How to thwart a Denial of Service Attack
-
2012年3月28日 5:50
Recently, my website was taken down by a Distributed Denial of Service (DDOS) attack. I was able to revive my site by moving to Azure. I've written about what I did here: http://www.gregthatcher.com/Azure/
I'm wondering if anyone else with a website on Azure has had a similar experience, and if they used any other techniques (besides startup commands that configure the firewall, etc.)
In particular, I'd appreciate any advice on how anyone has fought off a more sophisticated attack (my hacker was just using a bunch of hacked machines running ApacheBench to bring my site down.)
すべての返信
-
2012年3月28日 17:54My understanding is that Windows Azure handles throttling connections for you, so if they perceive a DoS or DDoS they will throttle traffic at the hardware level before it even hits your VM.
Developer Security MVP | www.syfuhs.net
-
2012年3月28日 19:41
The traffic certainly hit my two small instances. My pages were slow (they took about 5 seconds to load during the attack), but the site stayed up (unlike DiscountASP.net, my former ISP, where the DDos attack killed my site.) The hacker was able to pull 1 TB of data from my site in a 24 hour period; fortunately, Azure bandwidth is cheap, so it only cost me about $100. After I setup the firewall on the instances to block the machines that were running ApacheWeb against my site, my traffic dropped to normal levels.

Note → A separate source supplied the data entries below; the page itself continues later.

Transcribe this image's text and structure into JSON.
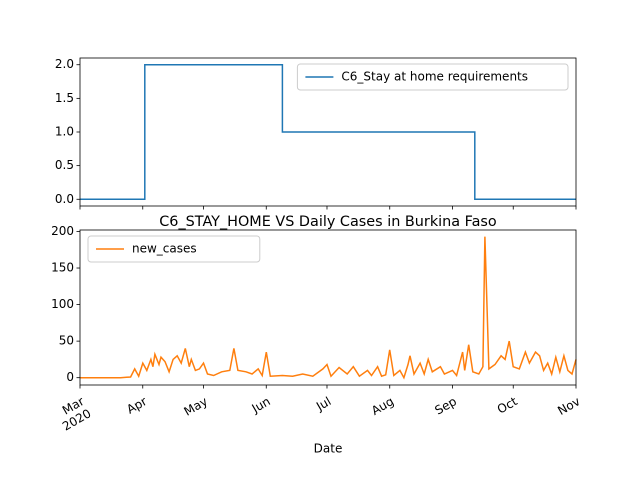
{
  "chart_data": [
    {
      "type": "line",
      "legend": "upper right",
      "xlim": [
        0,
        245
      ],
      "x": [
        0,
        32,
        32,
        100,
        100,
        195,
        195,
        245
      ],
      "ylim": [
        -0.1,
        2.1
      ],
      "yticks": [
        {
          "value": 0,
          "label": "0.0"
        },
        {
          "value": 0.5,
          "label": "0.5"
        },
        {
          "value": 1,
          "label": "1.0"
        },
        {
          "value": 1.5,
          "label": "1.5"
        },
        {
          "value": 2,
          "label": "2.0"
        }
      ],
      "series": [
        {
          "name": "C6_Stay at home requirements",
          "color": "#1f77b4",
          "values": [
            0,
            0,
            2,
            2,
            1,
            1,
            0,
            0
          ]
        }
      ]
    },
    {
      "type": "line",
      "legend": "upper left",
      "title": "C6_STAY_HOME VS Daily Cases in Burkina Faso",
      "xlabel": "Date",
      "xlim": [
        0,
        245
      ],
      "xticks": [
        {
          "value": 0,
          "label": "Mar\n2020"
        },
        {
          "value": 31,
          "label": "Apr"
        },
        {
          "value": 61,
          "label": "May"
        },
        {
          "value": 92,
          "label": "Jun"
        },
        {
          "value": 122,
          "label": "Jul"
        },
        {
          "value": 153,
          "label": "Aug"
        },
        {
          "value": 184,
          "label": "Sep"
        },
        {
          "value": 214,
          "label": "Oct"
        },
        {
          "value": 245,
          "label": "Nov"
        }
      ],
      "x": [
        0,
        10,
        20,
        25,
        27,
        29,
        31,
        33,
        35,
        36,
        37,
        39,
        40,
        42,
        44,
        46,
        48,
        50,
        52,
        54,
        55,
        57,
        59,
        61,
        63,
        66,
        70,
        74,
        76,
        78,
        82,
        85,
        88,
        90,
        92,
        94,
        100,
        105,
        110,
        115,
        120,
        122,
        124,
        128,
        132,
        135,
        138,
        142,
        144,
        147,
        149,
        151,
        153,
        155,
        158,
        160,
        162,
        163,
        165,
        168,
        170,
        172,
        174,
        178,
        180,
        184,
        186,
        189,
        190,
        192,
        194,
        197,
        199,
        200,
        202,
        205,
        208,
        210,
        212,
        214,
        217,
        220,
        222,
        225,
        227,
        229,
        231,
        233,
        235,
        237,
        239,
        241,
        243,
        245
      ],
      "ylim": [
        -10,
        202
      ],
      "yticks": [
        0,
        50,
        100,
        150,
        200
      ],
      "series": [
        {
          "name": "new_cases",
          "color": "#ff7f0e",
          "values": [
            0,
            0,
            0,
            1,
            12,
            2,
            20,
            10,
            25,
            15,
            32,
            18,
            28,
            22,
            8,
            25,
            30,
            20,
            40,
            15,
            25,
            10,
            12,
            20,
            5,
            3,
            8,
            10,
            40,
            10,
            8,
            5,
            12,
            3,
            35,
            2,
            3,
            2,
            5,
            2,
            12,
            18,
            2,
            14,
            5,
            15,
            2,
            10,
            3,
            15,
            2,
            4,
            38,
            3,
            10,
            0,
            18,
            30,
            5,
            20,
            5,
            25,
            8,
            15,
            5,
            10,
            3,
            35,
            10,
            45,
            8,
            5,
            15,
            193,
            12,
            18,
            30,
            25,
            50,
            15,
            12,
            35,
            20,
            35,
            30,
            10,
            20,
            5,
            28,
            8,
            30,
            10,
            5,
            25
          ]
        }
      ]
    }
  ]
}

Perhaps Azure's DoS and DDos throttling is oriented towards more sophisticated attacks? I have no idea what Azure offers for this, but Azure certainly let me fight off this attack myself.
On a related note, if someone else needs to move to Azure during one of these DDos attacks, be sure to remove the credit card limit ($0.00) from your 3 month trial subscription. I made this mistake when the hacker sent through the 1 TB of data, and Azure suspended my account when my trial bandwidth allocation ran out. Fortunately, an awesome Azure support employee named Robert Dil re-activated my account (on a Saturday of a 3 day weekend - unbelievable!).
-
2012年3月28日 21:31I don't think a connection is ever dropped, just throttled, which is why you had to manually block the attackers. You could probably talk to the support team and get them to put a block in at their level, but I'm not sure what kind of turnaround time there'd be.
Developer Security MVP | www.syfuhs.net
-
2012年3月29日 16:56モデレータ
Hi,
Windows Azure has some basic anti DOS attack features. For example, if we make too many requests to the same storage partition, some of the requests will fail with a server is busy error. But it is up to us to protect our role instances. For example, if we use ASP.NET, configure the settings under httpRuntime to reasonable values. I would like to suggest you to check http://msdn.microsoft.com/en-us/library/e1f13641.aspx for more information.
Best Regards,
Ming Xu.
Please mark the replies as answers if they help or unmark if not.
If you have any feedback about my replies, please contact msdnmg@microsoft.com.
Microsoft One Code Framework- 回答としてマーク gregthatcher 2012年4月2日 17:43
-
2012年3月29日 17:59
Thanks Ming, that is a great link.
IMHO, these would be the best settings for a more sophisticated DDos attack: enableHeaderChecking, executionTimeout, maxQueryStringLength, maxRequestLength, maxUrlLength
Are there any others anyone would suggest? Or, does anyone disagree with my list above?
-
2012年4月2日 10:57Yes, your list is fine.